Una pianificazione e una politica migliori: Malta ha bisogno di una politica industriale moderna, incentrata su settori ad alto valore aggiunto – cluster manifatturieri, aviazione, servizi finanziari, digitalizzazione. Questi sono i comparti che portano valore reale, non solo numeri. Ma ciò richiede energia affidabile, logistica efficiente e meno burocrazia. Non possiamo più rimandare decisioni cruciali sulle infrastrutture mentre i nostri porti restano poco competitivi e la rete elettrica rischia il collasso per l’aumento della domanda.

Un uso più intelligente del denaro pubblico: la spesa del governo continua a gonfiarsi, soprattutto nel settore pubblico, già sovraccarico. Tra il 2019 e il 2024, il costo salariale del settore pubblico è aumentato di quasi il 50%, senza un corrispondente aumento di produttività. Spendere di più senza diventare più efficienti non è una soluzione. È tempo di spostare l’attenzione dalla spesa ricorrente agli investimenti strutturali – progetti che rafforzino davvero la competitività e la resilienza di Malta.

Una governance migliore: forse il punto più cruciale. Senza trasparenza e responsabilità, nulla potrà funzionare. La riforma degli appalti pubblici è attesa da troppo tempo.

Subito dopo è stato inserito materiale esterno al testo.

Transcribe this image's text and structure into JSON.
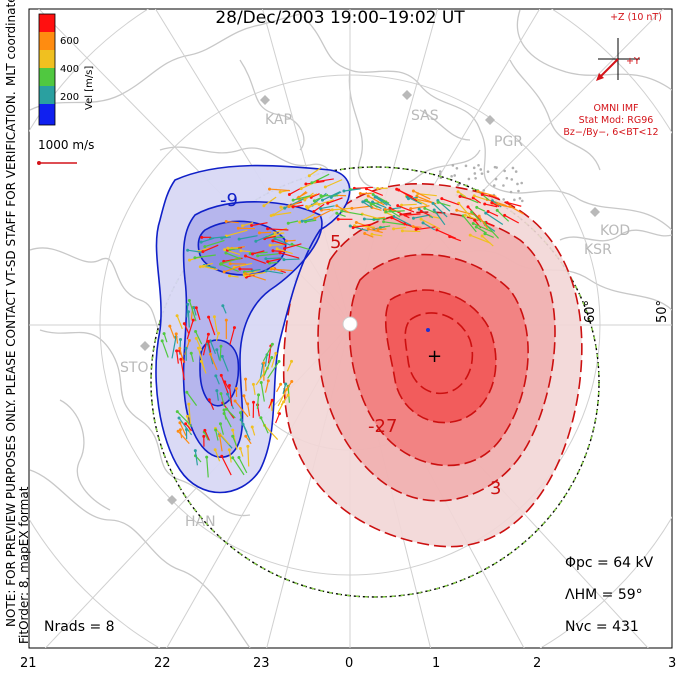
{
  "title": "28/Dec/2003 19:00–19:02 UT",
  "colorbar": {
    "label": "Vel [m/s]",
    "ticks": [
      "600",
      "400",
      "200"
    ],
    "colors": [
      "#ff1010",
      "#ff8c10",
      "#f0c020",
      "#50c840",
      "#2aa0a0",
      "#1020f0"
    ]
  },
  "side_text": {
    "coords": "MLT coordinates",
    "note": "NOTE: FOR PREVIEW PURPOSES ONLY. PLEASE CONTACT VT-SD STAFF FOR VERIFICATION.",
    "fit": "FitOrder: 8, mapEX format"
  },
  "scale_vector": "1000 m/s",
  "imf": {
    "z_label": "+Z (10 nT)",
    "y_label": "+Y",
    "source": "OMNI IMF",
    "model": "Stat Mod: RG96",
    "condition": "Bz−/By−, 6<BT<12"
  },
  "stations": [
    "KAP",
    "SAS",
    "PGR",
    "KSR",
    "KOD",
    "STO",
    "HAN"
  ],
  "contour_labels": [
    "-9",
    "-",
    "5",
    "-27",
    "3",
    "+"
  ],
  "latitude_labels": [
    "60°",
    "50°"
  ],
  "mlt_axis": [
    "21",
    "22",
    "23",
    "0",
    "1",
    "2",
    "3"
  ],
  "stats": {
    "phi_pc": "Φpc = 64 kV",
    "lambda_hm": "ΛHM = 59°",
    "n_vc": "Nvc = 431",
    "n_rads": "Nrads = 8"
  }
}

I contratti devono essere aperti, equi e monitorati con rigore. Liste bianche e nere per i fornitori, un registro nazionale dei contratti e piani di appalti pubblici con sei mesi di anticipo non sono un lusso, ma una necessità. La buona governance non è solo una questione etica, è una questione di competitività. Gli investitori hanno bisogno di fiducia. Senza di essa, Malta rischia di essere vista come un Paese inaffidabile.

Un turismo migliore: il turismo è un pilastro della nostra economia, ma la crescita basata solo sulla quantità ha ormai toccato il limite. Più hotel e più letti non sono la risposta. Serve un turismo di qualità – culturale, gastronomico, religioso e d’affari – capace di generare più valore con minore pressione sulle comunità e sull’ambiente. Un piano turistico nazionale chiaro, la regolamentazione degli affitti a breve termine e il reinvestimento dei contributi ecologici nei comuni locali sono passi urgenti.

Ci troviamo a un punto in cui le crepe della nostra economia sono troppo ampie per essere ignorate – William Spiteri Bailey

Una sostenibilità migliore: i nostri sussidi energetici costano ai contribuenti centinaia di milioni ogni anno, ma incentivano solo gli sprechi.

Devono essere eliminati gradualmente, sostituiti da incentivi equi per le energie rinnovabili, l’efficienza idrica e gli standard edilizi sostenibili.

Malta deve puntare alla leadership nella sostenibilità, non limitarsi a inseguire. La sostenibilità non riguarda solo l’ambiente, ma la protezione dell’economia da futuri shock.

Un investimento migliore nelle persone: il futuro di Malta dipende da competenze, innovazione e capitale umano. Dobbiamo passare da lavori a basso valore e alta intensità di manodopera a occupazioni basate sulla conoscenza e sul valore aggiunto. Ciò significa incentivi fiscali per la ricerca e sviluppo, un’istruzione STEM solida fin dai primi anni e misure per attrarre di nuovo i talenti maltesi emigrati.

Le nostre menti più brillanti devono vedere Malta non come un luogo da cui fuggire, ma come la casa dove vivere e costruire il proprio futuro.

Il messaggio della Malta Chamber è semplice: il tempo dei mezzi compromessi è finito. Per troppo tempo abbiamo rinviato decisioni difficili, preferendo soluzioni rapide e regali a breve termine. Envision 2050 ci offre un piano a lungo termine, ma senza azione rimarrà solo un documento che accumula polvere.

O prendiamo decisioni coraggiose adesso, oppure ci condanniamo alla mediocrità – un Paese dove le infrastrutture crollano, le istituzioni perdono credibilità e le imprese competono al ribasso.

La Malta Chamber lancia un appello ai decisori politici: scegliete il coraggio, non la compiacenza. Scegliete la qualità, non la quantità. Scegliete di costruire una Malta dove competitività, equità e sostenibilità non siano slogan, ma realtà.

Il futuro non aspetterà. E nemmeno noi dovremmo farlo.